Just before dawn, I jolted awake and lay, dry-mouthed and panicky, staring into the darkness. For a moment, I couldn’t even remember where I was. I listened, straining to identify whatever it was that had woken me. Alcimus coming in? One of the girls knocking on the door? Then, very slowly, I began to realize that what I was hearing was silence. Of course, it was only the pre-dawn lull that for weeks now had tormented us with a daily renewal of hope—invariably dashed. With any luck, I might manage another hour of sleep before I needed to get up, so I turned onto my side and pulled the covers up to my chin, but I couldn’t settle. The silence went on. And on. There was no sound at all except for the tick-tick of drops falling into the buckets. Even the cradle had stopped creaking.
In the end, I got up, reached for my mantle and went out. All over the compound, doors were opening, dazed-looking men staggering out, blinking at the light. Their movements seemed jerky, stiff, as if they were suits of armour learning to walk. I glanced to my right and saw the girls had tumbled out of the hut and were standing on the steps, looking around them as if they were seeing the place for the first time. The strange thing was, nobody spoke—as if we were all frightened of breaking this infinitely fragile silence.

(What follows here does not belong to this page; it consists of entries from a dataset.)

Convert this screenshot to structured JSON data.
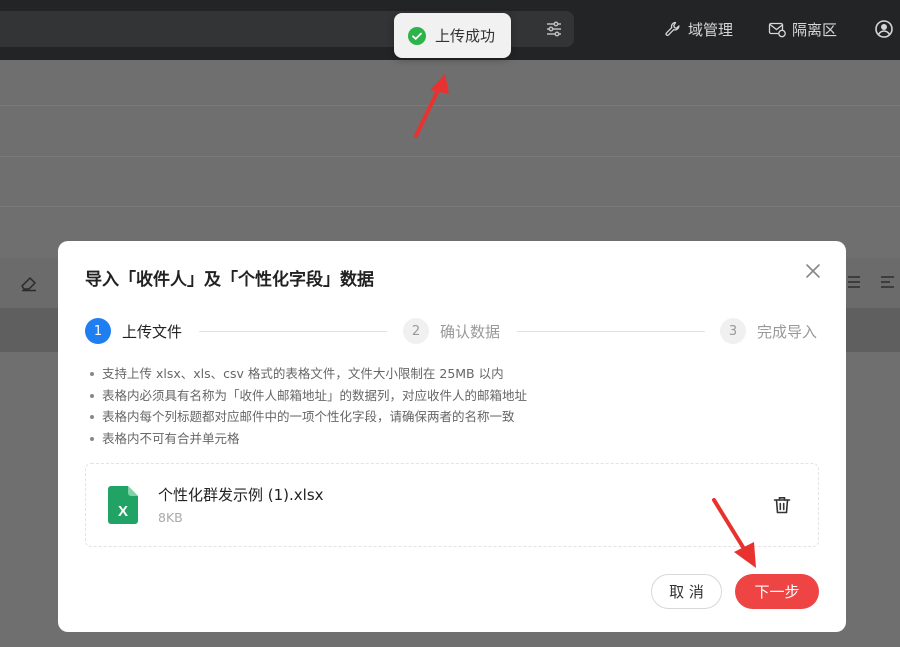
{
  "topbar": {
    "nav_domain": "域管理",
    "nav_quarantine": "隔离区",
    "icons": [
      "filter-icon",
      "wrench-icon",
      "mail-shield-icon",
      "user-avatar-icon"
    ]
  },
  "toast": {
    "text": "上传成功",
    "status_color": "#2cb34a"
  },
  "modal": {
    "title": "导入「收件人」及「个性化字段」数据",
    "steps": [
      {
        "number": "1",
        "label": "上传文件",
        "active": true
      },
      {
        "number": "2",
        "label": "确认数据",
        "active": false
      },
      {
        "number": "3",
        "label": "完成导入",
        "active": false
      }
    ],
    "rules": [
      "支持上传 xlsx、xls、csv 格式的表格文件，文件大小限制在 25MB 以内",
      "表格内必须具有名称为「收件人邮箱地址」的数据列，对应收件人的邮箱地址",
      "表格内每个列标题都对应邮件中的一项个性化字段，请确保两者的名称一致",
      "表格内不可有合并单元格"
    ],
    "file": {
      "name": "个性化群发示例 (1).xlsx",
      "size": "8KB",
      "icon_letter": "X"
    },
    "buttons": {
      "cancel": "取 消",
      "next": "下一步"
    }
  },
  "colors": {
    "accent_blue": "#1f7ef0",
    "primary_red": "#ef4444",
    "annotation_red": "#e8322f",
    "excel_green": "#21a366"
  }
}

Then, ripping the soft silk of the air, a man shouted—and instantly others joined in; they danced, they sang, they splashed in puddles until mud caked them to the thigh—and then they ran. Ran headlong to the ships, a stampede there was no stopping, though I heard Automedon yelling at them to stop, to go back. The ships weren’t loaded, two of them needed repairing, they couldn’t just leap on board and start rowing for home. After a while they started to show sense, if dancing and turning cartwheels on the sand is sense. Pyrrhus appeared, looking, with his short, jagged hair, rather like a half-fledged chick. Behind him stood Helenus, both of them red-eyed from the smoke. They must have done the night watch together. They might even have raked through the ashes to collect Priam’s bones.

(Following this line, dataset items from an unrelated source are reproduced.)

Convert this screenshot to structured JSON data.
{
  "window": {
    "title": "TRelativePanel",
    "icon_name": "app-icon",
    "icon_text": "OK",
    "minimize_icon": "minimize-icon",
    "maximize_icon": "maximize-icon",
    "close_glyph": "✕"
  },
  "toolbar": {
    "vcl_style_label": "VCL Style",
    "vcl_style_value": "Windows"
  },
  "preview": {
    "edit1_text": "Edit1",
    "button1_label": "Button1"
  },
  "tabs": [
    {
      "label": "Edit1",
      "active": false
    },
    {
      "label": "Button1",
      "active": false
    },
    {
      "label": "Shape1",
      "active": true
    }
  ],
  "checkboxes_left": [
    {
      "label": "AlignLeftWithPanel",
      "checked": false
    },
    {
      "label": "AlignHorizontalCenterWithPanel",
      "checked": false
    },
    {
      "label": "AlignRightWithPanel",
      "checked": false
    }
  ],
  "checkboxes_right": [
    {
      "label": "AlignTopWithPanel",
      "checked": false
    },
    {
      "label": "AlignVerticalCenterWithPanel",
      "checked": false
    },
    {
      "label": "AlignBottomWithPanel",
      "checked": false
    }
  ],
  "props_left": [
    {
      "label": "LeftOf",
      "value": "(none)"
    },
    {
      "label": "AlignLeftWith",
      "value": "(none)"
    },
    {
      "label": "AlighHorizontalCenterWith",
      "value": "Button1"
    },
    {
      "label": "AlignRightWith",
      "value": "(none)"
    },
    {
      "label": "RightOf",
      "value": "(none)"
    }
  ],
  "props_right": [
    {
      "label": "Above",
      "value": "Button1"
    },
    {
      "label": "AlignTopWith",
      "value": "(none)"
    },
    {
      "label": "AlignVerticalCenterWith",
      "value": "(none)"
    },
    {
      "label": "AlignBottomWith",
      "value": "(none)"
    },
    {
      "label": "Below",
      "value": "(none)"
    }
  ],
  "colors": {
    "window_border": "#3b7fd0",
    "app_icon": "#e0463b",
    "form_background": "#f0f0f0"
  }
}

After talking to Automedon, Pyrrhus went inside to get dressed. Within minutes, all the action had shifted to the beach. The women were left alone in the compound, as we used to be every morning when the men set off for war. It was a strange experience, listening to those shouts of jubilation, trying to imagine what this meant for us. It was obvious what it meant for the Greeks: they were going home. Where were we going? I looked at Andromache. There was nothing for her here now, everybody she’d ever loved was dead, and yet I knew she wouldn’t want to leave. She’d given birth here; her dead lay buried in this ground. That’s home.
All the girls seemed subdued, facing up to the desolation of exile. I kept telling myself nothing was certain yet. And a part of me still expected the wind to start up again at any moment, though I didn’t say that to the others.
In the end, we simply huddled together, listening to the men shouting on the beach. Watching the rain fall.